BP profit down as production hit by Gulf spill
BP yesterday reported a drop in quarterly profit as the Gulf of Mexico spill continues to take its toll on the company’s operations.
The oil major said that it had been hit by a dip in production in its first quarter as it was forced to sell off some fields to meet the bill for the disaster.
BP warned that the output problems would continue into the second quarter as it is looking to offload projects including Holstein and Marlin fields in the Gulf of Mexico.
The company reported a $4.9bn (£3bn) replacement cost profit – which strips out the impact of oil price movements – for the first three months of 2012 compared with $5.6bn a year ago.
But chief executive Bob Dudley insisted the company was still on track with its turnaround plan. He said: “We have made a good start against our strategic priorities for 2012.

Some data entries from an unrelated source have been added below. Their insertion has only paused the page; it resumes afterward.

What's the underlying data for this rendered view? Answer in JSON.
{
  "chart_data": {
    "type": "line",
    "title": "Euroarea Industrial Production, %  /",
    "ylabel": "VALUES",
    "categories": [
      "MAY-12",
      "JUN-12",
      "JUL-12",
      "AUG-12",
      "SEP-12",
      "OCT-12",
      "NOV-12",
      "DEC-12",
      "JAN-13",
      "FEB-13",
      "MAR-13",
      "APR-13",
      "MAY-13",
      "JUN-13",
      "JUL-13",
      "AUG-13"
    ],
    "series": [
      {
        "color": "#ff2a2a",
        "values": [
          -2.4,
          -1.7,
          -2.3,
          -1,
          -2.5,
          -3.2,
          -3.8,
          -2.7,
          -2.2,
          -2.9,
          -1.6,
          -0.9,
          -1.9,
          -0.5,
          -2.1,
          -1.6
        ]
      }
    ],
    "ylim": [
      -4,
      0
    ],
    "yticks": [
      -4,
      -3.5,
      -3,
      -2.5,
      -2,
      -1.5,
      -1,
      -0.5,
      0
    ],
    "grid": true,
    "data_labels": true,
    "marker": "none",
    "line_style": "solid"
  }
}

“During the quarter we gained access to significant new deepwater and US shale exploration acreage, our ongoing divestment programme has reached $23bn.”
Last month BP reached a proposed settlement to resolve economic, property and medical claims by more than 100,000 individuals and businesses.
The total charge on the disaster, which claimed 11 lives after an explosion at the company’s Deepwater Horizon project, is estimated at $37bn.
Tony Shepard, oil analysts at Charles Stanley, said: “BP’s share valuation has yet to recover from the Deepwater Horizon tragedy,” pointing out that BP’s pre-spill peak was around 630p.